Medicaid qualification is full of its own jargon that can make the process a mystery to almost anyone. One key concept to understand is the “community spouse resource allowance.” To speak in the jargon of Medicaid for a moment, the community spouse resource allowance is the value of non-exempt assets that a married couple is permitted to keep and still qualify for Medicaid long-term care assistance. That definition is quite a mouthful, so I will break it all down and put it into context.
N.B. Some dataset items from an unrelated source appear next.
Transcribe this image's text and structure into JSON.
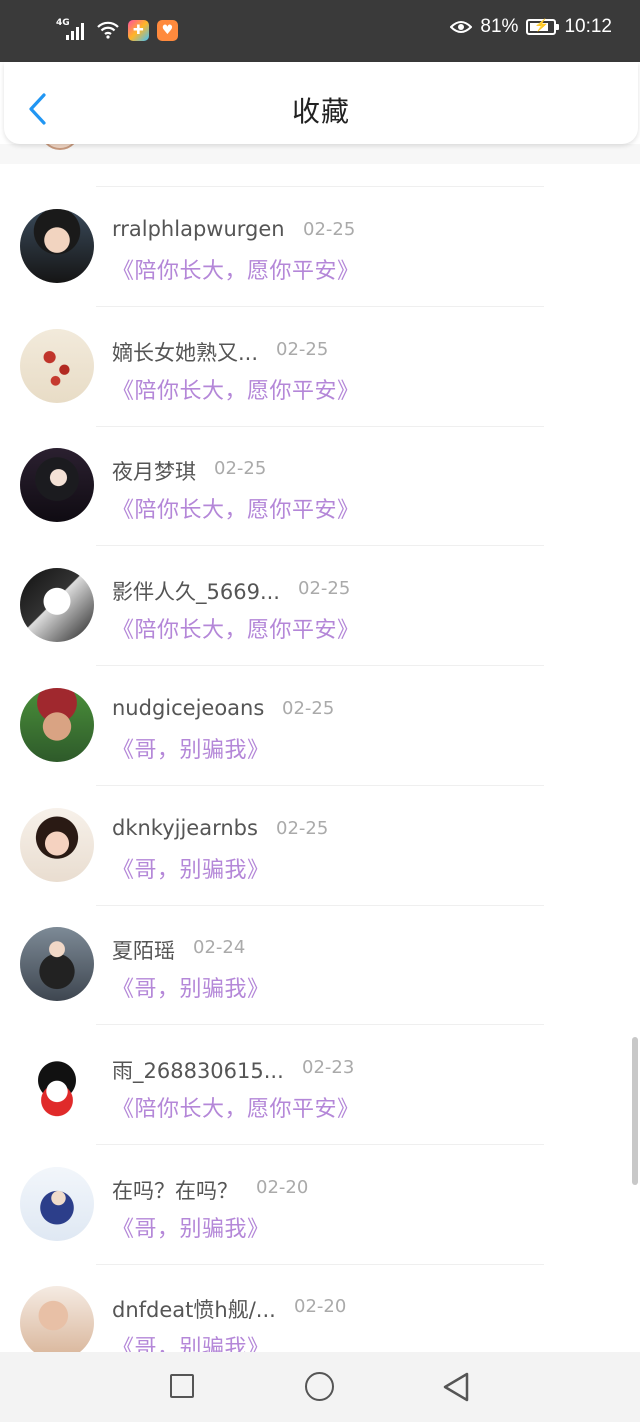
{
  "status_bar": {
    "network": "4G",
    "battery_pct": "81%",
    "battery_level": 0.81,
    "time": "10:12"
  },
  "header": {
    "title": "收藏",
    "back_icon": "chevron-left-icon"
  },
  "items": [
    {
      "name": "rralphlapwurgen",
      "date": "02-25",
      "book": "《陪你长大，愿你平安》"
    },
    {
      "name": "嫡长女她熟又...",
      "date": "02-25",
      "book": "《陪你长大，愿你平安》"
    },
    {
      "name": "夜月梦琪",
      "date": "02-25",
      "book": "《陪你长大，愿你平安》"
    },
    {
      "name": "影伴人久_5669...",
      "date": "02-25",
      "book": "《陪你长大，愿你平安》"
    },
    {
      "name": "nudgicejeoans",
      "date": "02-25",
      "book": "《哥，别骗我》"
    },
    {
      "name": "dknkyjjearnbs",
      "date": "02-25",
      "book": "《哥，别骗我》"
    },
    {
      "name": "夏陌瑶",
      "date": "02-24",
      "book": "《哥，别骗我》"
    },
    {
      "name": "雨_268830615...",
      "date": "02-23",
      "book": "《陪你长大，愿你平安》"
    },
    {
      "name": "在吗？在吗？",
      "date": "02-20",
      "book": "《哥，别骗我》"
    },
    {
      "name": "dnfdeat愤h舰/...",
      "date": "02-20",
      "book": "《哥，别骗我》"
    }
  ],
  "colors": {
    "accent": "#2196F3",
    "book_title": "#b487d8",
    "name": "#555555",
    "date": "#aaaaaa"
  },
  "nav": {
    "icons": [
      "square-icon",
      "circle-icon",
      "triangle-back-icon"
    ]
  }
}
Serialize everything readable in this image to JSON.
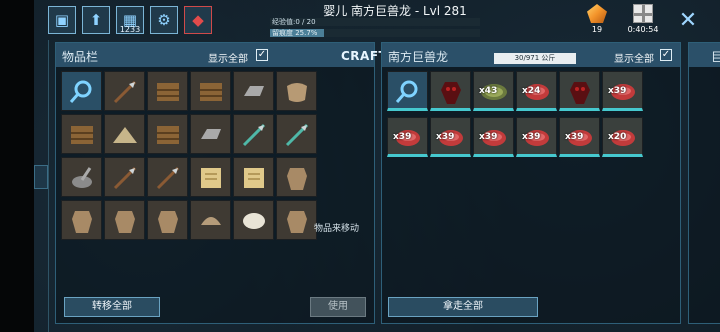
{
  "header": {
    "title": "婴儿 南方巨兽龙 - Lvl 281",
    "experience": "经验值:0 / 20",
    "imprint": "留痕度 25.7%",
    "imprint_fraction": 0.257,
    "tribe_count": "1233",
    "element_count": "19",
    "timer": "0:40:54"
  },
  "inventory": {
    "title": "物品栏",
    "show_all": "显示全部",
    "crafting_tab": "CRAFTING",
    "items": [
      {
        "name": "search-icon"
      },
      {
        "name": "spear-icon"
      },
      {
        "name": "storage-box-icon"
      },
      {
        "name": "crate-icon"
      },
      {
        "name": "metal-ingot-icon"
      },
      {
        "name": "hide-icon"
      },
      {
        "name": "wood-ramp-icon"
      },
      {
        "name": "thatch-roof-icon"
      },
      {
        "name": "thatch-foundation-icon"
      },
      {
        "name": "stone-slab-icon"
      },
      {
        "name": "metal-spear-icon"
      },
      {
        "name": "metal-pike-icon"
      },
      {
        "name": "mortar-pestle-icon"
      },
      {
        "name": "torch-icon"
      },
      {
        "name": "pick-icon"
      },
      {
        "name": "note-icon"
      },
      {
        "name": "map-icon"
      },
      {
        "name": "cloth-shirt-icon"
      },
      {
        "name": "cloth-gloves-icon"
      },
      {
        "name": "cloth-pants-icon"
      },
      {
        "name": "cloth-pants-alt-icon"
      },
      {
        "name": "cloth-hat-icon"
      },
      {
        "name": "bandage-icon"
      },
      {
        "name": "cloth-boots-icon"
      }
    ],
    "move_label": "物品来移动",
    "transfer_all": "转移全部",
    "use": "使用"
  },
  "dino": {
    "title": "南方巨兽龙",
    "weight": "30/971 公斤",
    "show_all": "显示全部",
    "items": [
      {
        "name": "search-icon",
        "qty": ""
      },
      {
        "name": "red-egg-icon",
        "qty": ""
      },
      {
        "name": "kibble-icon",
        "qty": "x43"
      },
      {
        "name": "raw-meat-icon",
        "qty": "x24"
      },
      {
        "name": "red-egg-icon",
        "qty": ""
      },
      {
        "name": "raw-meat-icon",
        "qty": "x39"
      },
      {
        "name": "raw-meat-icon",
        "qty": "x39"
      },
      {
        "name": "raw-meat-icon",
        "qty": "x39"
      },
      {
        "name": "raw-meat-icon",
        "qty": "x39"
      },
      {
        "name": "raw-meat-icon",
        "qty": "x39"
      },
      {
        "name": "raw-meat-icon",
        "qty": "x39"
      },
      {
        "name": "raw-meat-icon",
        "qty": "x20"
      }
    ],
    "take_all": "拿走全部"
  },
  "right_panel_fragment": "巨"
}
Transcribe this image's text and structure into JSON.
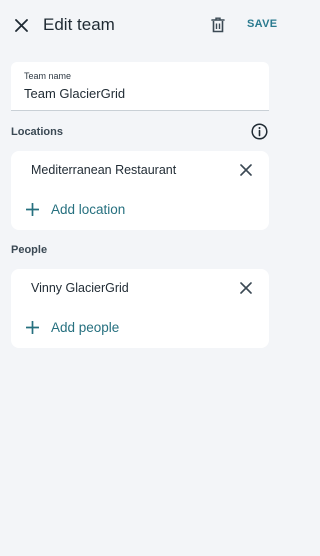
{
  "header": {
    "title": "Edit team",
    "save_label": "SAVE"
  },
  "team_name": {
    "label": "Team name",
    "value": "Team GlacierGrid"
  },
  "locations": {
    "heading": "Locations",
    "items": [
      {
        "label": "Mediterranean Restaurant"
      }
    ],
    "add_label": "Add location"
  },
  "people": {
    "heading": "People",
    "items": [
      {
        "label": "Vinny GlacierGrid"
      }
    ],
    "add_label": "Add people"
  },
  "colors": {
    "background": "#f3f5f8",
    "accent": "#2a7a8f",
    "text": "#1f2a33"
  }
}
When one member of a married couple requires long-term care for more than 30 days, an inventory of the couple’s assets as of the day the institutionalized spouse first entered the hospital or nursing home must be prepared. This is done using form DHS 4574-B, the Asset Declaration. This form must accurately describe a couple’s assets, under penalty of law. From this form, a determination is made of how much the couple will be permitted to keep and qualify for Medicaid. Eventually, assets that are retained by the couple will have to be separately titled in the name of the spouse who is not institutionalized. That spouse is called the community spouse. Therefore, the amount the couple can keep is called the community spouse resource allowance. “Resource” means basically the same thing as “asset” for most purposes. The process of dividing assets between what must be spent down and what the community spouse may keep is referred to as the division of assets. Generally speaking, the community spouse will be permitted to keep one half of all countable assets, but no less than $20,800.00 and no more than $104,400.00.
To take an example, let’s suppose that Bob and Mary have a house worth $150,000.00 and a car worth $8,000.00 and $150,000.00 in the bank on the day that Bob goes into the nursing home. Bob and Mary’s asset declaration might look like this:
Bank Account $150,000.00
At first glance, it appears that this couple is entitled to take retain the full $104,400.00 since they have $308,000.00 in net worth. But remember that the community spouse resource allowance only concerns non-exempt assets. The car and the house are exempt assets and so they do not count in the determination of what the couple may keep. But by the same token, the car and the house are not subject to spend-down. Here, the couple will only be entitled to keep $75,000.00 of the $150,000.00 in money that they have in the bank. The remaining $75,000.00 is the amount that is subject to spend-down. This money must be devoted to specific purposes under law, most commonly the cost of nursing home care. However, there are significant ways to put this money to the best use for the sake of the community spouse that will help to secure a retirement, care for the community spouse, or meet a number of other needs that the family may be facing. This is one area where consultation with an experienced elder law attorney can be particularly helpful.